Hello, I have faced a problem with num_workers while training my models. I have made a simple transfer learning task with densenet121 and CIFAR10 resized to the ImageNet resolution of 224:
Transform and the data loader are defined as follows:
# transform
transform = transforms.Compose([transforms.Resize((224, 224)),
transforms.ToTensor()])
# define the training data loader
training_loader = DataLoader(dataset=cifar_dataset, batch_size=64, shuffle=True, pin_memory=True, num_workers=8)
So, I use 8 workers on the host to feed the data to the device. The model works just fine, however, I have noticed that not all workers do something (in fact, all 8 don’t seem to do anything), while the main thread is the one that loads the data (loads up to 10% though):
Given that your disk usage is very low, your workers seems to have very little to do anyway.
It’s weird that both cpu and GPU usage are very low (and steady). Do you work with very small net/inputs?
Hi, I built a simple transfer learning task and the network I am using is the DenseNet121 which is not pretrained. Also I use the CIFAR10 which is resized to the resolution of the ImageNet (224, 224) in the data loader. I assumed that was enough complexity to test out the num_workers in the dataloader.
i think that looks fine, the task is so easy (CIFAR is so incredibly small) that it doesn’t even really utilize the one CPU. I don’t think this creates a bigger bottleneck than spreading it across workers.
Also, the resizing op is so cheap that it is maybe too fast to draw any conclusions from that. Could you run this on a larger dataset? You could use UTKFace or CACD or sth that is simple to download. Or, you could simply resize the CIFAR images and save them in higher res to disk (maybe 500x500). I think the data loading of the image and reading it into the tensor would be the main task where I would suspect bottlenecks.
In any case, another thing to try (which probably doesn’t make a difference) is not to use pinned memory (btw. it always made things substantially slower than not using it; don’t necessarily expect a correlation with your issue, but maybe just a simple thing to try).
That is why I am trying to figure this whole multithreading loader question once and for all. I found out that a lot of other practitioners have the same issues but I couldn’t find a reasonable solution yet.
That is why I am trying to figure this whole multithreading loader question once and for all. I found out that a lot of other practitioners have the same issues but I couldn’t find a reasonable solution yet.
So your observation (quoted below) only applies to when the memory is pinned?
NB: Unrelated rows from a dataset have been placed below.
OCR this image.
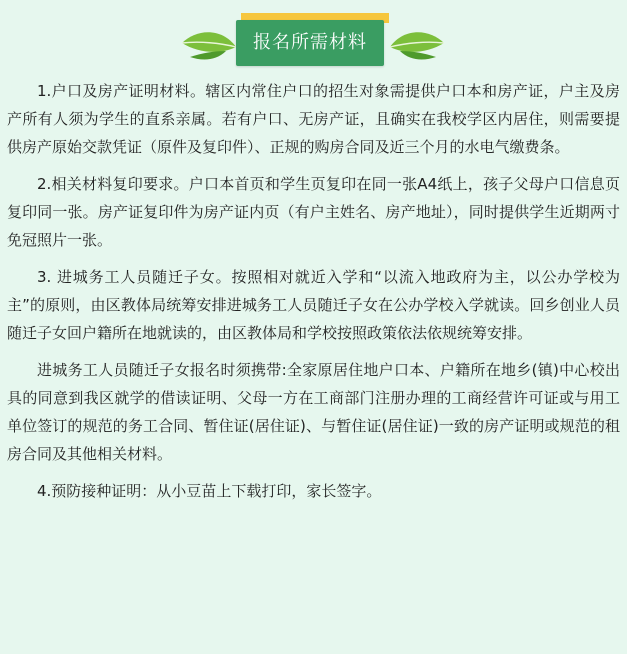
报名所需材料

1.户口及房产证明材料。辖区内常住户口的招生对象需提供户口本和房产证，户主及房产所有人须为学生的直系亲属。若有户口、无房产证，且确实在我校学区内居住，则需要提供房产原始交款凭证（原件及复印件）、正规的购房合同及近三个月的水电气缴费条。

2.相关材料复印要求。户口本首页和学生页复印在同一张A4纸上，孩子父母户口信息页复印同一张。房产证复印件为房产证内页（有户主姓名、房产地址），同时提供学生近期两寸免冠照片一张。

3. 进城务工人员随迁子女。按照相对就近入学和“以流入地政府为主，以公办学校为主”的原则，由区教体局统筹安排进城务工人员随迁子女在公办学校入学就读。回乡创业人员随迁子女回户籍所在地就读的，由区教体局和学校按照政策依法依规统筹安排。

进城务工人员随迁子女报名时须携带:全家原居住地户口本、户籍所在地乡(镇)中心校出具的同意到我区就学的借读证明、父母一方在工商部门注册办理的工商经营许可证或与用工单位签订的规范的务工合同、暂住证(居住证)、与暂住证(居住证)一致的房产证明或规范的租房合同及其他相关材料。

4.预防接种证明：从小豆苗上下载打印，家长签字。
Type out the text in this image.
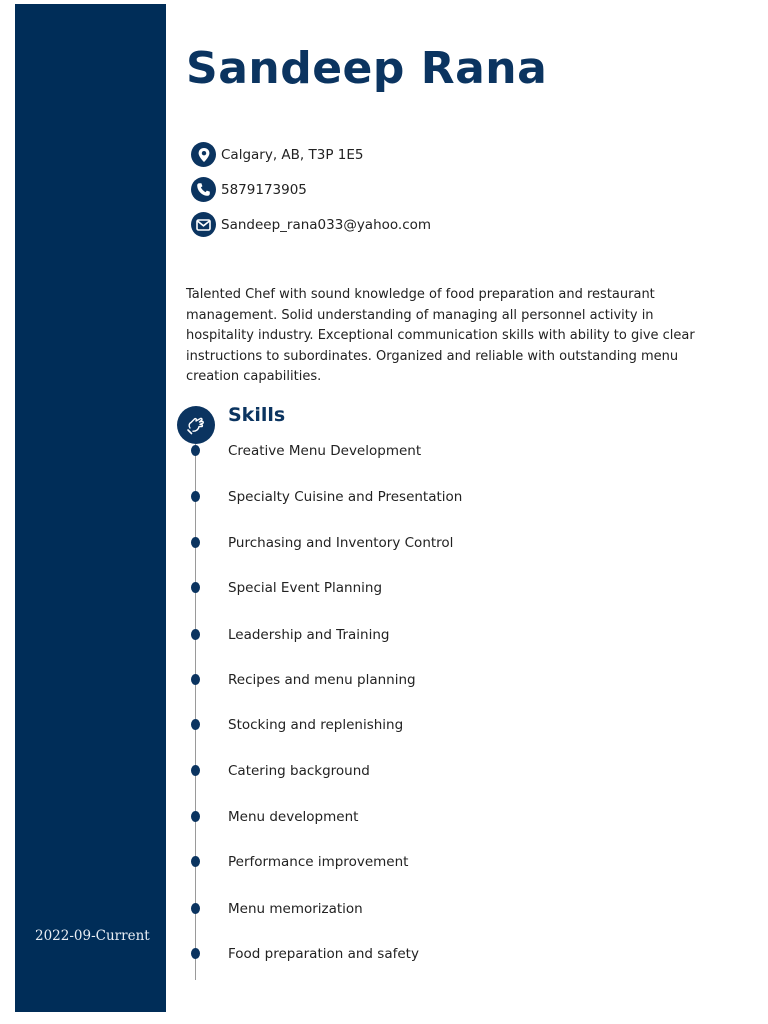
2022-09-Current
Sandeep Rana
Calgary, AB, T3P 1E5
5879173905
Sandeep_rana033@yahoo.com

Talented Chef with sound knowledge of food preparation and restaurant management. Solid understanding of managing all personnel activity in hospitality industry. Exceptional communication skills with ability to give clear instructions to subordinates. Organized and reliable with outstanding menu creation capabilities.

Skills
Creative Menu Development
Specialty Cuisine and Presentation
Purchasing and Inventory Control
Special Event Planning
Leadership and Training
Recipes and menu planning
Stocking and replenishing
Catering background
Menu development
Performance improvement
Menu memorization
Food preparation and safety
What do you get when you set it to False?
Exactly same performance with pin_memory=False In fact, I have the same problem with the model we are building at work, which is a massive variational autoencoder with image resolution of 1024x1024. The setup on that machine is Threadripper 2950X and 2x TRX2080Ti.
The second last row is the GPU process? I think this may look like expected then. You can see that 5 workers are doing sth but the task is not very demanding so that the remaining 3 out of 8 workers may not be really used. They all use ~200 Mb of memory, so the 3 workers may just be finished at the time you took that screenshot and are waiting for the remaining 5 to finish. The bottleneck is likely IO since you have only ~0.4% CPU usage.
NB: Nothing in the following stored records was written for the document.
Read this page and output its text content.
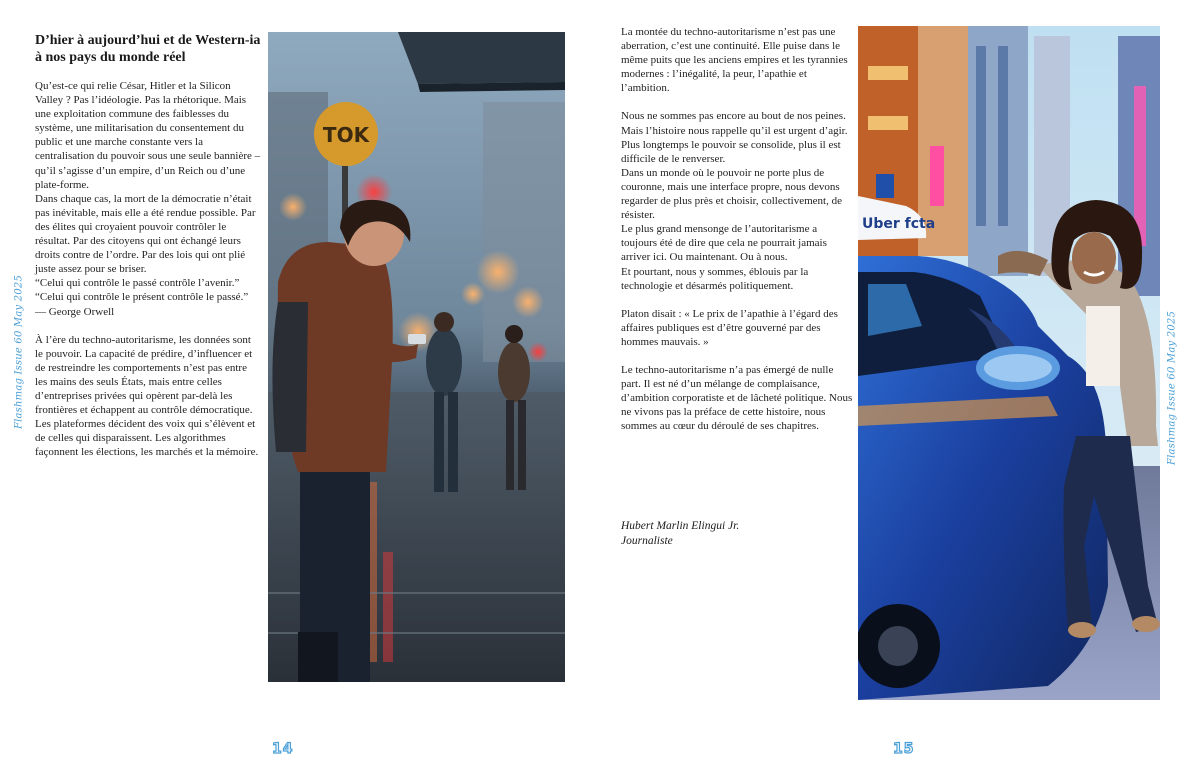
Flashmag Issue 60 May 2025
D’hier à aujourd’hui et de Western-ia à nos pays du monde réel

Qu’est-ce qui relie César, Hitler et la Silicon Valley ? Pas l’idéologie. Pas la rhétorique. Mais une exploitation commune des faiblesses du système, une militarisation du consentement du public et une marche constante vers la centralisation du pouvoir sous une seule bannière – qu’il s’agisse d’un empire, d’un Reich ou d’une plate-forme.

Dans chaque cas, la mort de la démocratie n’était pas inévitable, mais elle a été rendue possible. Par des élites qui croyaient pouvoir contrôler le résultat. Par des citoyens qui ont échangé leurs droits contre de l’ordre. Par des lois qui ont plié juste assez pour se briser.

“Celui qui contrôle le passé contrôle l’avenir.”

“Celui qui contrôle le présent contrôle le passé.”

— George Orwell

À l’ère du techno-autoritarisme, les données sont le pouvoir. La capacité de prédire, d’influencer et de restreindre les comportements n’est pas entre les mains des seuls États, mais entre celles d’entreprises privées qui opèrent par-delà les frontières et échappent au contrôle démocratique. Les plateformes décident des voix qui s’élèvent et de celles qui disparaissent. Les algorithmes façonnent les élections, les marchés et la mémoire.

TOK
14

La montée du techno-autoritarisme n’est pas une aberration, c’est une continuité. Elle puise dans le même puits que les anciens empires et les tyrannies modernes : l’inégalité, la peur, l’apathie et l’ambition.

Nous ne sommes pas encore au bout de nos peines. Mais l’histoire nous rappelle qu’il est urgent d’agir.

Plus longtemps le pouvoir se consolide, plus il est difficile de le renverser.

Dans un monde où le pouvoir ne porte plus de couronne, mais une interface propre, nous devons regarder de plus près et choisir, collectivement, de résister.

Le plus grand mensonge de l’autoritarisme a toujours été de dire que cela ne pourrait jamais arriver ici. Ou maintenant. Ou à nous.

Et pourtant, nous y sommes, éblouis par la technologie et désarmés politiquement.

Platon disait : « Le prix de l’apathie à l’égard des affaires publiques est d’être gouverné par des hommes mauvais. »

Le techno-autoritarisme n’a pas émergé de nulle part. Il est né d’un mélange de complaisance, d’ambition corporatiste et de lâcheté politique. Nous ne vivons pas la préface de cette histoire, nous sommes au cœur du déroulé de ses chapitres.

Hubert Marlin Elingui Jr.

Journaliste

Uber fcta
Flashmag Issue 60 May 2025
15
The 12.4% GPU usage looks also normal maybe, because you have a very small model (2.660 Mb) and there’s probably not much to do for the GPU in terms of computation compared to other tasks that need to be performed during the forward & backward passes like updating the weights and so forth?
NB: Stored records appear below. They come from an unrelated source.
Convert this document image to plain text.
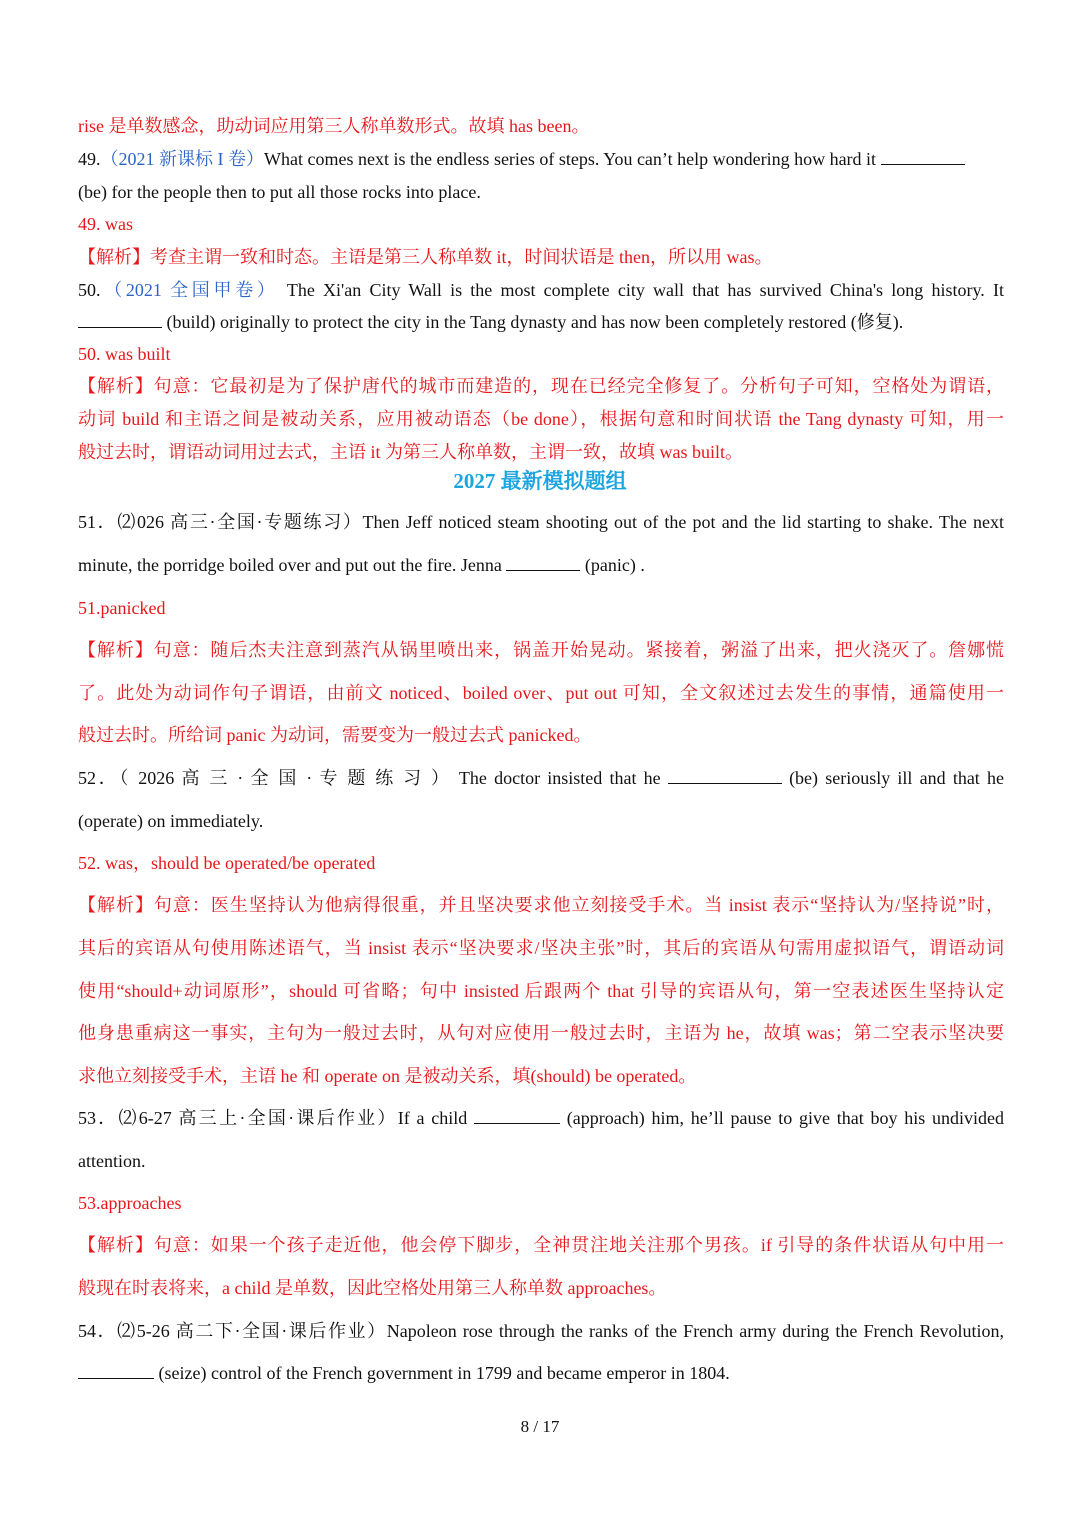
rise 是单数感念，助动词应用第三人称单数形式。故填 has been。
49.（2021 新课标 I 卷）What comes next is the endless series of steps. You can’t help wondering how hard it
(be) for the people then to put all those rocks into place.
49. was
【解析】考查主谓一致和时态。主语是第三人称单数 it，时间状语是 then，所以用 was。
50.（2021 全国甲卷） The Xi'an City Wall is the most complete city wall that has survived China's long history. It
(build) originally to protect the city in the Tang dynasty and has now been completely restored (修复).
50. was built
【解析】句意：它最初是为了保护唐代的城市而建造的，现在已经完全修复了。分析句子可知，空格处为谓语，
动词 build 和主语之间是被动关系，应用被动语态（be done），根据句意和时间状语 the Tang dynasty 可知，用一
般过去时，谓语动词用过去式，主语 it 为第三人称单数，主谓一致，故填 was built。
2027 最新模拟题组
51．⑵026 高三·全国·专题练习）Then Jeff noticed steam shooting out of the pot and the lid starting to shake. The next
minute, the porridge boiled over and put out the fire. Jenna	(panic) .
51.panicked
【解析】句意：随后杰夫注意到蒸汽从锅里喷出来，锅盖开始晃动。紧接着，粥溢了出来，把火浇灭了。詹娜慌
了。此处为动词作句子谓语，由前文 noticed、boiled over、put out 可知，全文叙述过去发生的事情，通篇使用一
般过去时。所给词 panic 为动词，需要变为一般过去式 panicked。
52．（ 2026 高 三 · 全 国 · 专 题 练 习 ） The doctor insisted that he	(be) seriously ill and that he
(operate) on immediately.
52. was，should be operated/be operated
【解析】句意：医生坚持认为他病得很重，并且坚决要求他立刻接受手术。当 insist 表示“坚持认为/坚持说”时，
其后的宾语从句使用陈述语气，当 insist 表示“坚决要求/坚决主张”时，其后的宾语从句需用虚拟语气，谓语动词
使用“should+动词原形”，should 可省略；句中 insisted 后跟两个 that 引导的宾语从句，第一空表述医生坚持认定
他身患重病这一事实，主句为一般过去时，从句对应使用一般过去时，主语为 he，故填 was；第二空表示坚决要
求他立刻接受手术，主语 he 和 operate on 是被动关系，填(should) be operated。
53．⑵6-27 高三上·全国·课后作业）If a child	(approach) him, he’ll pause to give that boy his undivided
attention.
53.approaches
【解析】句意：如果一个孩子走近他，他会停下脚步，全神贯注地关注那个男孩。if 引导的条件状语从句中用一
般现在时表将来，a child 是单数，因此空格处用第三人称单数 approaches。
54．⑵5-26 高二下·全国·课后作业）Napoleon rose through the ranks of the French army during the French Revolution,
(seize) control of the French government in 1799 and became emperor in 1804.
8 / 17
Another thing to do is maybe that you have too many workers and there is a communication-based bottleneck between the processes. Maybe reduce the number of workers temporarily to 1 and 2 and see if you can better GPU utilization. I usually use 2 or 4 processes max and always get like 99% utilization for relatively standard models like ResNet 34 etc.
Thank you, I will try to do that; meanwhile could you tell me an example of a network to get 99% utilization? I would like to reproduce the results on my machine.
Do you happen to know what are the breaks in the GPU processing? GPU doesn’t do anything for a little and then starts working again (works in cycles).
Ok great. Maybe try nvidia-smi based on the original model you were using. I think nvidia-smi is more or less accurate, because the utilization almost perfectly correlates with the fan speed, which correlates with perceived noise
Do you happen to know what are the breaks in the GPU processing? GPU doesn’t do anything for a little and then starts working again (works in cycles).
I guess updating the weight is probably not requiring much computing. Or other tasks that you may have in your network where you are copying values etc. Essentially everything that is not a large dot product or matrix multiplication.